As of 1 January, a new Integration Act is in power. In principle, immigrants must now arrange their own integration courses and pass a test. However, some groups will be offered a course by the municipality and will only have to pay 270 euro.

At the discussion forum of the Foreign Partner Association (SBP) people complain that it is almost impossible to obtain information on how Amsterdam is going to organise the integration courses. When they call an information line, they would be told to wait until 1 April when districts have set up their information centres.

“I almost felt sorry for the lady answering the telephone because she also felt so powerless”, wrote Nadia at the forum. Arthur Zielhorst, head of communication at the Social Development Department (DMO), said the complaints about the provision of information do not sound familiar.

Today, an integration week with the motto ‘Integration. Another way of saying Participation’ has been launched, but this campaign primarily targets people who are not legally obliged to follow an integration course. Immigrants who are obliged to follow such a course will be approached personally.

Wanda Pelt, board member of the SBP and district council member for GroenLinks in ZuiderAmstel, said that almost no-one was informed in advance about the campaign: a ‘very secretive Integration Week’. This would be illustrative of the lack of information about the subject.

For example, marriage immigrants are asking themselves whether they will be provided with a course by the municipality, or have to make their own arrangements. DMO’s Zielhorst: “You always have to consider the individual case. So I am not going to say that it will never happen that people get no offer, but that will not by definition always be the case for this group”.

He expects that the group that will not be offered a course will be small. “Most people will qualify for an offer from the municipality through one arrangement or another”.
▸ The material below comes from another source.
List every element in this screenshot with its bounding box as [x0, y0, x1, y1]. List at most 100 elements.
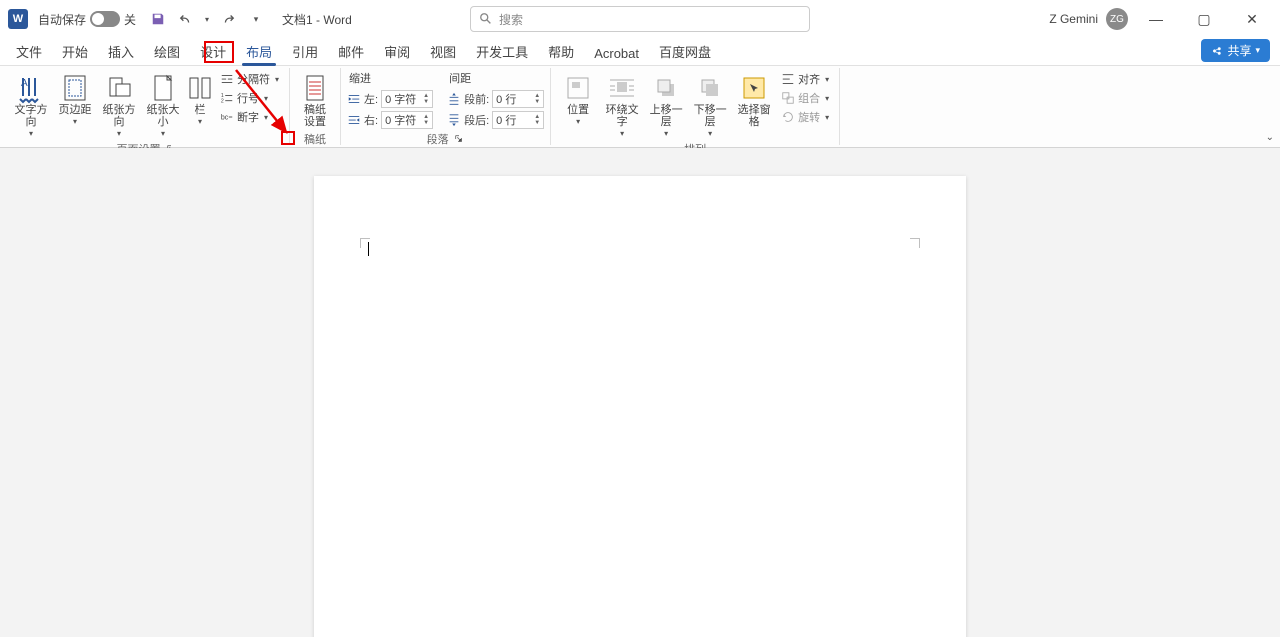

The new integration courses should have been introduced by 1 January, but Amsterdam was granted respite until 1 April. Immigrants are concerned that they will now become pressed for time. If they do not obtain a diploma within 3.5 or 5 years (depending on their situation), they will be fined. In addition, they cannot obtain an independent residence permit without a diploma.

TENDERS
Zielhorst says there is not reason for concern: “there is ample time to meet that obligation”. Also, immigrants can already begin following language courses. However, Pelt finds that this group must be granted a respite. She is bringing this under the attention of politicians in the Hague.

According to Pelt, the problems have been caused in part by former minister Rita Verdonk’s insistence on introducing the new Integration Act in a hurry. However, she finds that there are municipalities that do better than Amsterdam, such as Utrecht and Rotterdam.

For example, the latter municipality would make much more use of volunteer organisations.

Incidentally, magazine de Groene Amsterdammer reports that ‘reintegration bureaus’ - companies that are commissioned to provide support to jobseekers - are now trying to obtain a share of the market for integration courses. They have no special expertise on that terrain, but they are ‘very apt at winning complex tenders’.

In Amsterdam, contracts for integration courses will be placed at the end of this month. Zielhorst cannot say whether any reintegration bureaus are among the candidates. Earlier this year, the local accounting office published a very critical report on the work of reintegration bureaus in Amsterdam.